His skepticism echoed many similar comments from small industry of experts who try to estimate Chinese GDP growth from other data points. But why does China have a data-quality problem at all?
It's not a Chinese conspiracy to keep its growth secret. If that were the case, Keqiang would surely be among those in the know. Yet he is as in the dark about China's growth as you or I am. Instead, the story is one of weak political institutions.
To explain the fish story of China's GDP data, in fact, it helps to turn to an actual fish story -- the story about how, for most of the 1990s, China likely reported fake data on fishing in its territorial waters to the Food and Agriculture Organization of the United Nations.

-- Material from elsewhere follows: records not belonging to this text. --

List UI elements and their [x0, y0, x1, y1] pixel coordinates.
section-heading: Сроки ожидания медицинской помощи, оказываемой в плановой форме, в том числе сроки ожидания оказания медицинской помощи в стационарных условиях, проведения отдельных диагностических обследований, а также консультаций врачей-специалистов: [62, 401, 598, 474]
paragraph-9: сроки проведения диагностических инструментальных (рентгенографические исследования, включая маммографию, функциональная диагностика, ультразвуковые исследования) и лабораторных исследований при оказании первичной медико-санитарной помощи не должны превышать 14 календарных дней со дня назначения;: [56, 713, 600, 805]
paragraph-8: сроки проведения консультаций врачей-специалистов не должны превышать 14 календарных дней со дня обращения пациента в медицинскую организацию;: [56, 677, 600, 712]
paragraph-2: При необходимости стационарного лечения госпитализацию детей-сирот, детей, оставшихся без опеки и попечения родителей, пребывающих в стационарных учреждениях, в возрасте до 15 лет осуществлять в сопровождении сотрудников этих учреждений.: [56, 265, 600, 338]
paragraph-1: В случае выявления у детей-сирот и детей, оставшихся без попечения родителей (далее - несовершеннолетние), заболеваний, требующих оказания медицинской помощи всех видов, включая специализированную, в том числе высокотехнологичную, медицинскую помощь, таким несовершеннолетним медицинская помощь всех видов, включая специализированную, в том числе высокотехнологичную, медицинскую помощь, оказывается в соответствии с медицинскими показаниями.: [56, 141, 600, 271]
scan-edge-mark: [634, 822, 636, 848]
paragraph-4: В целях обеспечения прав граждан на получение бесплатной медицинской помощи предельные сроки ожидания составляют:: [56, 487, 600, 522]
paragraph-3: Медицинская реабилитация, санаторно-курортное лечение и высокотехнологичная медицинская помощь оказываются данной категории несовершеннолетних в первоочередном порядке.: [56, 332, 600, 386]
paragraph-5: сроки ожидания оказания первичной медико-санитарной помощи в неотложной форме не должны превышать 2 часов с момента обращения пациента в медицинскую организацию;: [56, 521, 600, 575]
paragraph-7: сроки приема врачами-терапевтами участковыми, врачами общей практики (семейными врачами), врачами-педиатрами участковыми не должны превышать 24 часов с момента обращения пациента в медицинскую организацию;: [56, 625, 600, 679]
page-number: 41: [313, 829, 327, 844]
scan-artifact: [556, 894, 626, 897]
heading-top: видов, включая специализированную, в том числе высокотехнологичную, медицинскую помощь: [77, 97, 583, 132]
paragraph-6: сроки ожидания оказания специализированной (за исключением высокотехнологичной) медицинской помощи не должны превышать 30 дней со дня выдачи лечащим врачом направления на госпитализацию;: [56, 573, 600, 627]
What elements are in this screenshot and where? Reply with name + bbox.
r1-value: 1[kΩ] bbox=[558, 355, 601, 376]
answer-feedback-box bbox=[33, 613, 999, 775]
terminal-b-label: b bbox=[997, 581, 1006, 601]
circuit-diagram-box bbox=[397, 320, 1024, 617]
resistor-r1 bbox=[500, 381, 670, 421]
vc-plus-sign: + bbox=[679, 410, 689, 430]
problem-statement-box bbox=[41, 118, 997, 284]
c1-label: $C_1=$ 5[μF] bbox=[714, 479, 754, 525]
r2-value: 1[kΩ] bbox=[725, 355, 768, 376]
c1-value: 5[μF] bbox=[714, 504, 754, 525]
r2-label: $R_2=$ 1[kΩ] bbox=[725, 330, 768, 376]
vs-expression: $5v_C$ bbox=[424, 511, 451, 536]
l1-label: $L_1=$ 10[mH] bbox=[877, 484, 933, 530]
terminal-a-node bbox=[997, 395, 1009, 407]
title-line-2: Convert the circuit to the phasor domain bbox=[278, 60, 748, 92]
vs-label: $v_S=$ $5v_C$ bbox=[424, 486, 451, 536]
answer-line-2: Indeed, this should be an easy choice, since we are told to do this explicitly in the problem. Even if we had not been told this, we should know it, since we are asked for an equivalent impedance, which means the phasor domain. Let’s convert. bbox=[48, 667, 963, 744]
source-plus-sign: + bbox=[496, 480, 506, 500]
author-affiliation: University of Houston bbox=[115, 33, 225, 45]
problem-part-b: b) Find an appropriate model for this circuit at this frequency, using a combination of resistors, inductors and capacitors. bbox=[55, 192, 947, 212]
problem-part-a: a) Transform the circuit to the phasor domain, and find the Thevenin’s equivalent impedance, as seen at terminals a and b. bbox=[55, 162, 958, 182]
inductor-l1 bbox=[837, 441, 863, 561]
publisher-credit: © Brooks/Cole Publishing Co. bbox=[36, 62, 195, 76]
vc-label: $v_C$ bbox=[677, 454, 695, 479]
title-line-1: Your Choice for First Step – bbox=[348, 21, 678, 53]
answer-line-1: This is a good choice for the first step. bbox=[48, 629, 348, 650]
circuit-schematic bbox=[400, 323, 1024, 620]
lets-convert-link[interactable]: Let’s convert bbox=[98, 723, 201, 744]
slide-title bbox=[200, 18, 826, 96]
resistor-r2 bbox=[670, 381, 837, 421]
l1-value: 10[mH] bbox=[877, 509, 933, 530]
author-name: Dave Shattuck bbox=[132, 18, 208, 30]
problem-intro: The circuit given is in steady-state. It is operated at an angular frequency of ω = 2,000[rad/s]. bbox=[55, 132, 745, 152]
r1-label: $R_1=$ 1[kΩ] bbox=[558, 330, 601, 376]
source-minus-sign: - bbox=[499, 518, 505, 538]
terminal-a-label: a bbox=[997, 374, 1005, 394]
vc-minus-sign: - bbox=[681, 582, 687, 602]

Reg Watson and Daniel Pauly, who have spent their lives studying global fisheries, found back in 2001 that something strange was going on in Chinese waters: They had become vastly more productive over the last decade and were now far more productive than a statistical model, one that fit the rest of the world's fisheries well, said they should have been.
Where were all those extra fish coming from? China, Watson and Pauly concluded, was just making them up. They were overstating their annual catch by some 5 million tons, which was half of the official figures.
Usually fishing data is underreported, as fishermen conceal some of their catch and governments lowball with the numbers to meet quotas. Why, then, the overstatement? Watson and Pauly:
We believe that explanation lies in China's socialist economy, in which the state entities that monitor the economy are also given the task of increasing its output. Until recently, Chinese officials, at all levels, have tended to be promoted on the basis of production increases from their areas or production units. This practice, which originated with the founding of the People's Republic of China in 1949, became more widespread since the onset of agricultural reforms that freed the agricultural sector from state directives in the late 1970s.This, to me, sounds much like what could be going on in Chinese GDP data today. Like Chinese officials promoted on fishy data about, well, fish, others are being judged on the basis of economic statistics: GDP growth, unemployment, and industrial output.
And we see the same pattern in Chinese GDP data as we did in the old fish data -- growth that looks both too strong and too smooth. It should be an important precedent for Christopher Balding and other skeptics who argue China might be overstating its GDP by more than 10 percent.
If China wants reliable economic data, it must stop judging its officials on their regions' economic track records and establish real independence for its statistical agencies. Letting officials control their own information and then judging them on it is a recipe for fraud and ignorance. And China's current crisis should teach its leaders that the costs of ignorance are far too high.